Очевидец, священник отряда, следующий за атакующими баклановцами, поведал, как все произошло. Он прерывал свой рассказ, чтобы вытереть предательские слезы…
– Я видел всю атаку. Когда отряд поравнялся с первой цепью красных, я сосредоточил свое внимание на командире. Я видел, как блеснул на солнце его клинок и как рыжий сделал огромный прыжок, после которого командир спрыгнул с коня, не обращая внимания на продолжавшуюся атаку. Я был сравнительно далеко. Мой конек не шел быстрее, и я издали видел, что конь командира стоял на трех ногах, а начальник рассматривал рану, стоя спиною к полю. Видимо, он был поглощен выяснением серьезности ранения коня; да и не могло быть иначе, зная любовь казака к коню. Командир не замечал, что творилось вокруг, и не видал, как за его спиной лежавший на земле красногвардеец поднялся и со штыком наперевес направился к Власову, который по-прежнему сосредоточил свое внимание на ране коня, не замечая грозившей ему опасности.

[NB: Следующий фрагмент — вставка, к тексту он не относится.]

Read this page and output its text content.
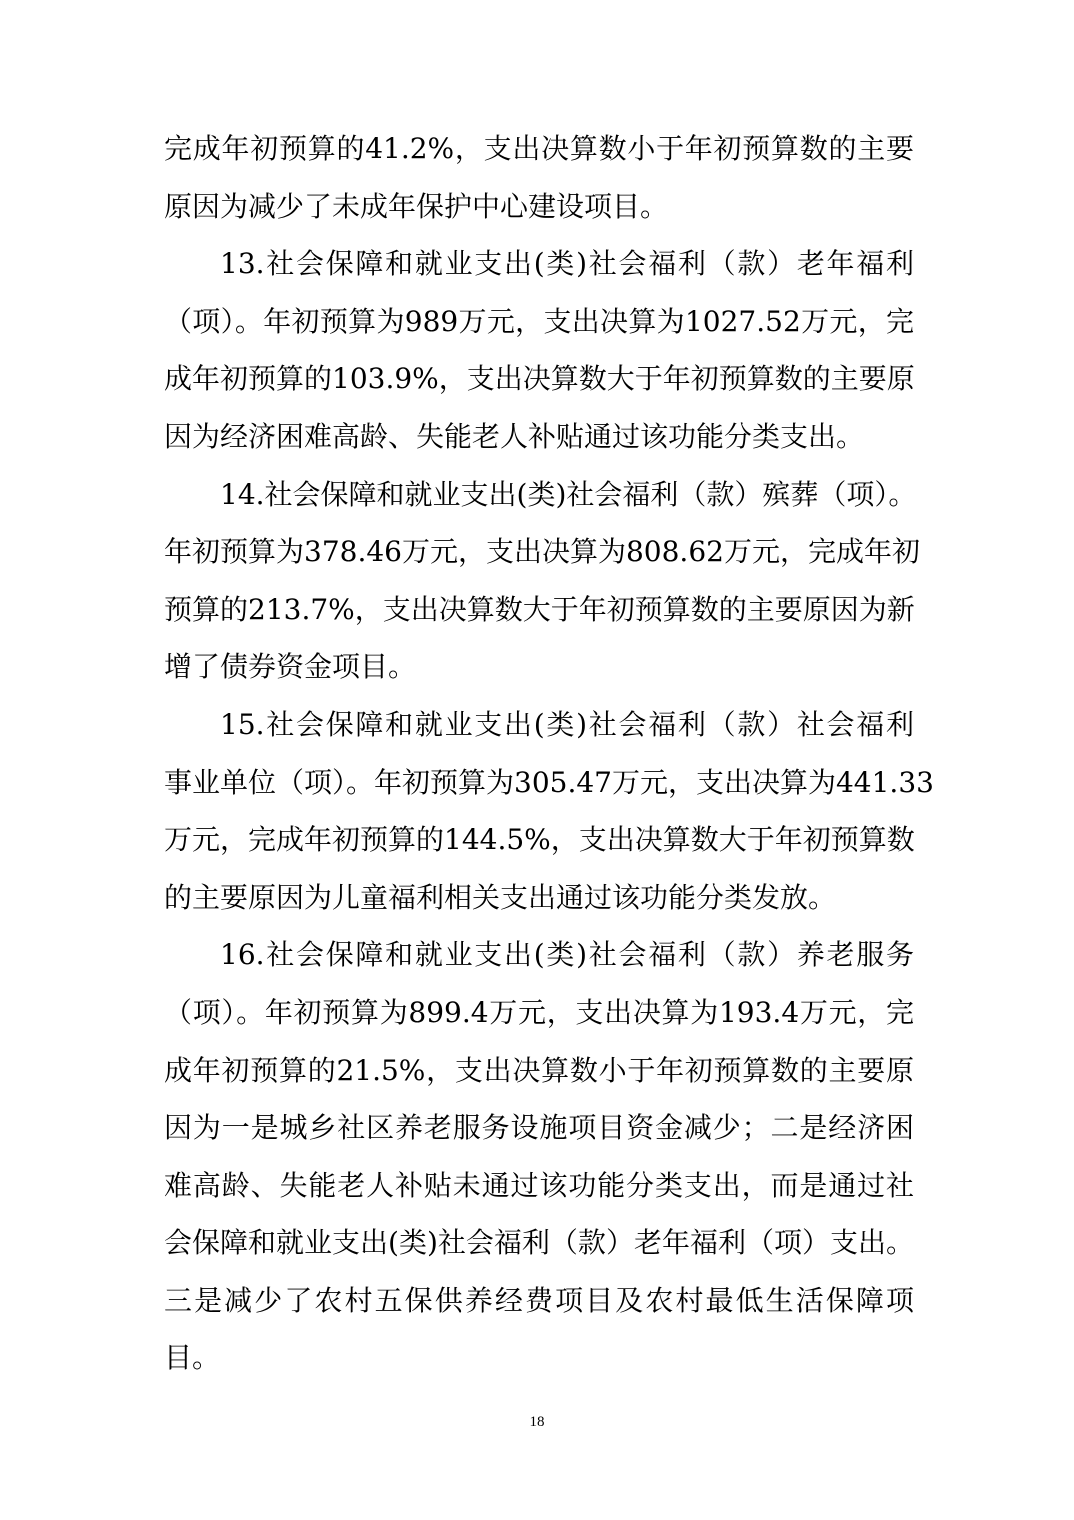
完成年初预算的41.2%，支出决算数小于年初预算数的主要
原因为减少了未成年保护中心建设项目。
13.社会保障和就业支出(类)社会福利（款）老年福利
（项）。年初预算为989万元，支出决算为1027.52万元，完
成年初预算的103.9%，支出决算数大于年初预算数的主要原
因为经济困难高龄、失能老人补贴通过该功能分类支出。
14.社会保障和就业支出(类)社会福利（款）殡葬（项）。
年初预算为378.46万元，支出决算为808.62万元，完成年初
预算的213.7%，支出决算数大于年初预算数的主要原因为新
增了债券资金项目。
15.社会保障和就业支出(类)社会福利（款）社会福利
事业单位（项）。年初预算为305.47万元，支出决算为441.33
万元，完成年初预算的144.5%，支出决算数大于年初预算数
的主要原因为儿童福利相关支出通过该功能分类发放。
16.社会保障和就业支出(类)社会福利（款）养老服务
（项）。年初预算为899.4万元，支出决算为193.4万元，完
成年初预算的21.5%，支出决算数小于年初预算数的主要原
因为一是城乡社区养老服务设施项目资金减少；二是经济困
难高龄、失能老人补贴未通过该功能分类支出，而是通过社
会保障和就业支出(类)社会福利（款）老年福利（项）支出。
三是减少了农村五保供养经费项目及农村最低生活保障项
目。
18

Я все это видел издали, но не мог прийти на помощь. Я кричал во всю силу своих легких, но, видно, не слышал командир моего голоса за шумом боя, а красный приближался все ближе и ближе; было ясно видно, что штык красного был на уровне живота командира. Я кричал до хрипоты, но напрасно… и только в последний момент, когда красный находился на расстоянии штыкового удара, командир обернулся и увидел перед собою штык, но было уже поздно, он не мог отвести удар.
Штык красного вонзился в живот Власова. Даже в этот жуткий момент командир не растерялся и, схватив левой рукой дуло винтовки, еще дальше вонзил в свой живот штык, чтобы приблизить врага, державшего приклад винтовки. Он правой рукой, в которой держал шашку, нанес удар по голове красному. Прежде чем я доскакал до них, они оба медленно повалились на землю. Первым свалился красный, а на него сверху наш командир. Когда я подошел, оба были мертвы – Власов со штыком в животе, а под ним красный с рассеченной до шеи головой. Около Власова стоял верный конь с застывшей слезой в выпуклых глазах… Стоял он на трех ногах, вздрагивая всем телом от пулевой раны в правое заднее стегно, а около на земле сидел вестовой, спрятав лицо в коленях, и по вздрагивающим плечам видно было, что он беззвучно рыдал.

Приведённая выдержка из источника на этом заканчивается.